D'ailleurs, ce même site Web fait la part belle à une citation du légendaire Michael Jordan : «Il faut se fixer des buts avant de pouvoir les atteindre.» 

Si Larouche, Brenda Nicholls, Annie Lemay et Julie Rainville l'emportent, il s'agirait d'un grand exploit. D'abord parce que le Québec n'a remporté cette compétition qu'une seule fois, en 1975, alors qu'il s'appelait le Championnat Macdonald Lassies. Mais surtout parce que ces quatre femmes ont toutes pris une pause de leur sport favori dans les dernières années.

Avant cette saison, la capitaine lévisienne n'avait presque pas joué pendant deux ans. Larouche a eu le temps d'avoir un deuxième enfant, de poursuivre sa carrière d'enseignante en éducation physique au primaire. Et aussi de retrouver le goût de la compétition.

Elle a pris cette pause, car la défaite lui faisait plus de mal que la victoire de bien. «Je trouvais que j'en mettais trop pour ce que ça donnait. J'avais un peu de misère avec mes priorités», raconte candidement la meilleure Québécoise en curling.

Deux ans plus tard, un retour à la compétition la «démangeait». Soutenue par sa famille, l'athlète de 35 ans s'est relancée dans l'aventure. Elle a réuni des filles qu'elle connaissait bien, des ex-coéquipières qui n'avaient jamais fait équipe toutes les quatre. Larouche est désormais capable de relativiser les échecs. «Peu importe ce qui arrive, je vais être encore vivante après!»

Neuvième participation

Larouche en sera à une neuvième participation au plus grand tournoi féminin de curling canadien. Ne manque qu'une victoire à son palmarès. Elle a remporté l'argent en 2004 et le bronze en 2009. À sa dernière présence, il y a quatre ans, elle a terminé au pied du podium.

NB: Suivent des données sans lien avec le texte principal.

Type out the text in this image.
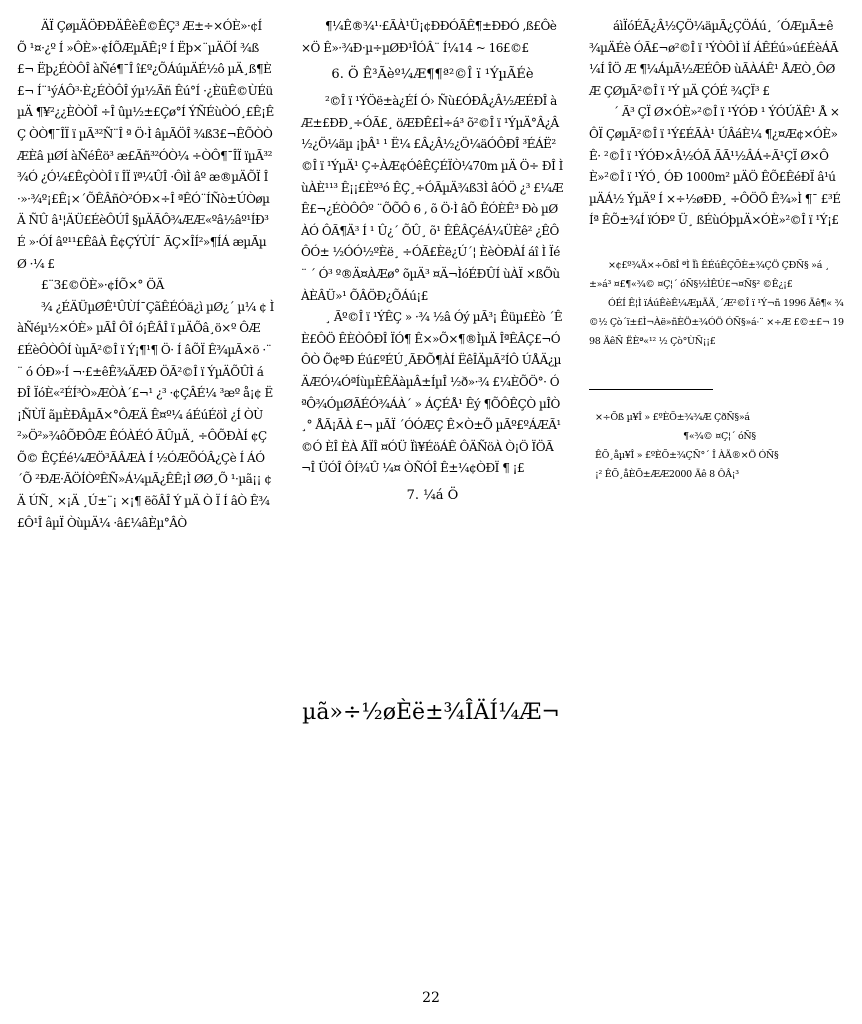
ÄÏ ÇøµÄÖÐÐÄÊèÊ©ÊÇ³ Æ±÷×ÓÈ»·¢Í Õ ¹¤·¿º Í »ÔÈ»·¢ÍÕÆµÃÊ¡º Í Ëþ×¨µÄÖÍ ¾ß£¬ Ëþ¿ÉÒÔÎ àÑé¶¯Î î£º¿ÕÁúµÄÉ½ô µÄ¸ß¶È£¬ Í¨¹ýÁÔ³·È¿ÉÒÔÎ ýµ½Ãñ Êú°Í ·¿ÈüÊ©ÙÉüµÄ ¶¥²¿¿ÈÒÒÎ ÷Î ûµ½±£Çø°Í ÝÑÉùÒÓ¸£Ê¡ÊÇ ÒÒ¶¯ÎÏ ï µÃ³²Ñ¨Î ª Ö·Ì âµÃÖÎ ¾ß3£¬ÊÕÒÒÆÈâ µØÍ àÑéÊö³ æ£Ãñ³²ÓÒ¼ ÷ÒÔ¶¯ÎÏ ïµÃ³²¾Ó ¿Ó¼£ÊçÒÒÎ ï ÎÏ ïª¼ÛÎ ·ÔìÌ âº æ®µÄÕÏ Î ·»·¾º¡£Ê¡×´ÕÊÂñÒ²ÓÐ×÷Î ªÊÓ¨ÍÑò±ÚÒøµÄ ÑÛ â¹¦ÄÜ£ÉèÔÚÎ §µÄÃÔ¾ÆÆ«ºâ½âº¹ÍÐ³É »·ÓÍ âº¹¹£ÊâÀ Ê¢ÇÝÙÍ¯ ÃÇ×ÎÍ²»¶ÍÁ æµÃµØ ·¼ £

£¨3£©ÖÈ»·¢ÍÕ×° ÖÄ

¾ ¿ÉÄÜµØÊ¹ÛÙÍ¯ÇãÊÉÓä¿ì µØ¿´ µ¼ ¢ Ì àÑéµ½×ÓÈ» µÃÎ ÔÎ ó¡ÊÂÎ ï µÄÕâ¸ö×º ÔÆ£ÉèÔÒÔÍ ùµÃ²©Î ï Ý¡¶¹¶ Ö· Í âÕÏ Ê¾µÃ×ö ·¨¨ ó ÓÐ»·Í ¬·£±êÊ¾ÄÆÐ ÖÃ²©Î ï ÝµÄÕÛÌ á ÐÎ ÏóÈ«²ÉÍ³Ò»ÆÒÀ´£¬¹ ¿³ ·¢ÇÂÉ¼ ³æº å¡¢ Ë¡ÑÙÏ ãµÈÐÂµÃ×°ÔÆÄ Ê¤º¼ áÉúÉöÌ ¿Í ÒÙ ²»Ö²»¾ôÕÐÔÆ ÊÓÀÉÓ ÃÛµÄ¸ ÷ÔÕÐÀÍ ¢ÇÕ© ÊÇÉé¼ÆÖ³ÃÂÆÀ Í ½ÓÆÕÓÂ¿Çè Í ÁÓ´Õ ²ÐÆ·ÃÖÍÒºÊÑ»Á¼µÃ¿ÊÊ¡Ì ØØ¸Õ ¹·µã¡¡ ¢Ä ÚÑ¸ ×¡Ä ¸Ú±¨¡ ×¡¶ ëõÂÎ Ý µÄ Ò Ï Í âÒ Ê¾ £Ô¹Î âµÏ ÒùµÄ¼ ·â£¼âÈµ°ÂÒ

¶¼Ê®¾¹·£ÃÀ¹Ü¡¢ÐÐÓÃÊ¶±ÐÐÓ ,ß£Ôè×Ö Ê»·¾Ð·µ÷µØÐ¹ÎÓÂ¨ Í¼14 ~ 16£©£

6. Ö Ê³Ãèº¼Æ¶¶ª²©Î ï ¹ÝµÃÉè

²©Î ï ¹ÝÖë±à¿ÉÍ Ó› Ñù£ÓÐÂ¿Â½ÆÉÐÎ à Æ±£ÐÐ¸÷ÓÃ£¸ öÆÐÊ£Ì÷á³ õ²©Î ï ¹ÝµÄ°Â¿Â½¿Ö¼äµ ¡þÂ¹ ¹ Ë¼ £Â¿Â½¿Ö¼äÓÔÐÎ ³ÉÁË²©Î ï ¹ÝµÄ¹ Ç÷ÀÆ¢ÓêÊÇÉÏÒ¼70m µÄ Ö÷ ÐÎ ÌùÀÈ¹¹³ Ê¡¡£Èº³ó ÊÇ¸÷ÓÃµÄ¾ß3Ì âÓÖ ¿³ £¼ÆÊ£¬¿ÉÒÔÔº ¨ÕÕÔ 6 , õ Ö·Ì âÕ ÊÓÈÊ³ Ðò µØ ÀÓ ÔÃ¶Ä³ Í ¹ Û¿´ ÕÛ¸ õ¹ ÊÊÂÇéÁ¼ÜÈê² ¿ÊÔÔÓ± ½ÓÓ½ºÈë¸ ÷ÓÃ£Èë¿Ú´¦ ÈèÒÐÀÍ áî Ì Ïé¨ ´ Ó³ º®Ä¤ÀÆø° õµÄ³ ¤Ä¬ÌóÉÐÛÍ ùÀÏ ×ßÕù ÀÈÂÜ»¹ ÕÂÖÐ¿ÕÁú¡£

¸ Ãº©Î ï ¹ÝÊÇ » ·¾ ½â Óý µÃ³¡ Êüµ£Èò ´ÊÈ£ÔÖ ÊÈÒÔÐÎ ÏÓ¶ Ê×»Õ×¶®ÌµÄ ÎªÊÂÇ£¬ÓÔÒ Õ¢ªÐ Éú£ºÉÚ¸ÃÐÕ¶ÀÍ ËêÎÄµÃ²ÍÔ ÚÅÄ¿µÄÆÓ¼ÓªÍùµÈÊÄàµÂ±ÍµÎ ½ð»·¾ £¼ÈÕÖ°· ÓªÔ¾ÓµØÃÉÓ¾ÁÀ´ » ÁÇÉÅ¹ Êý ¶ÕÔÊÇÒ µÎÒ¸° ÅÃ¡ÃÀ £¬ µÃÏ ´ÓÓÆÇ Ê×Ò±Õ µÃº£ºÁÆÃ¹©Ó ÈÎ ÈÀ ÅÏÎ ¤ÓÜ Ïì¥ÉöÁÊ ÔÄÑöÀ Ò¡Ö ÏÖÃ ¬Î ÜÓÎ ÔÍ¾Û ¼¤ ÒÑÓÎ Ê±¼¢ÒÐÏ ¶ ¡£

7. ¼á Ö

áìÏóÉÃ¿Â½ÇÖ¼äµÃ¿ÇÖÁú¸ ´ÓÆµÃ±ê¾µÄÉè ÓÃ£¬ø²©Î ï ¹ÝÒÔÌ ìÍ ÁÊÉú»ú£ÉèÁÃ¼Í ÎÖ Æ ¶¼ÁµÃ½ÆÉÔÐ ùÃÀÁÊ¹ ÅÆÒ¸ÔØÆ ÇØµÃ²©Î ï ¹Ý µÄ ÇÓÉ ¾ÇÏ³ £

´ Ã³ ÇÏ Ø×ÓÈ»²©Î ï ¹ÝÓÐ ¹ ÝÓÚÄÊ¹ Å ×ÔÏ ÇøµÃ²©Î ï ¹Ý£ÉÃÀ¹ ÚÂáÈ¼ ¶¿¤Æ¢×ÓÈ» Ê· ²©Î ï ¹ÝÓÐ×Â½ÓÃ ÃÃ¹½ÂÁ÷Ã¹ÇÏ Ø×Ô È»²©Î ï ¹ÝÓ¸ ÓÐ 1000m² µÄÖ ÊÕ£ÊéÐÏ â¹ú µÄÁ½ ÝµÄº Í ×÷½øÐÐ¸ ÷ÔÖÕ Ê¾»Ì ¶¯ £³ÉÍª ÊÕ±¾Í ïÓÐº Ü¸ ßÉùÓþµÄ×ÓÈ»²©Î ï ¹Ý¡£

×¢£º¾Ä×÷ÕßÎ ªÌ Ïì ÊÉúÊÇÕÈ±¾ÇÖ ÇÐÑ§ »á ¸±»á³ ¤£¶«¾© ¤Ç¦´ óÑ§½ÌÊÚ£¬¤Ñ§² ©Ê¿¡£

ÓÉÍ Ê¦Ì ïÁúÊèÊ¼ÆµÄÄ¸´Æ²©Î ï ¹Ý¬ñ 1996 Äê¶« ¾©½ Çò´ï±£Ì¬Àë»ñÈÖ±¾ÓÖ ÓÑ§»á·¨ ×÷Æ £©±£¬ 1998 ÄêÑ ËÈª«¹² ½ Çò°ÙÑ¡¡£

×÷Õß µ¥Î » £ºÈÕ±¾¾Æ ÇðÑ§»á
¶«¾© ¤Ç¦´ óÑ§
ÊÕ¸åµ¥Î » £ºÈÕ±¾ÇÑ°´ Î ÀÄ®×Ö ÓÑ§
¡² ÊÕ¸åÈÕ±ÆÆ2000 Äê 8 ÔÂ¡³
µã»÷½øÈë±¾ÎÄÍ¼Æ¬
22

À Grande Prairie, elle affontera les meilleures formations des autres provinces et territoires, ainsi que celle représentant le Canada. Championne olympique, l'équipe de Jennifer Jones part avec l'étiquette de favorite. Le quatuor albertain mené par Chelsea Carey possède aussi une petite avance sur les autres, croit Larouche. Pour le reste, «on est un peu toutes égales. C'est sûr que si on joue moyen, il n'y a aucune chance qu'on se qualifie» pour les éliminatoires. Larouche et Cie visent donc un top 4 en ronde préliminaire, après quoi «tout est possible».

Et si le possible survient, team Larouche fera d'une pierre deux coups. Car elle a un autre objectif, étroitement lié au premier : participer au Championnat du monde de Swift Current. L'équipe gagnante en Alberta obtiendra un laissez-passer pour ce tournoi qui aura lieu fin mars, en Saskatchewan.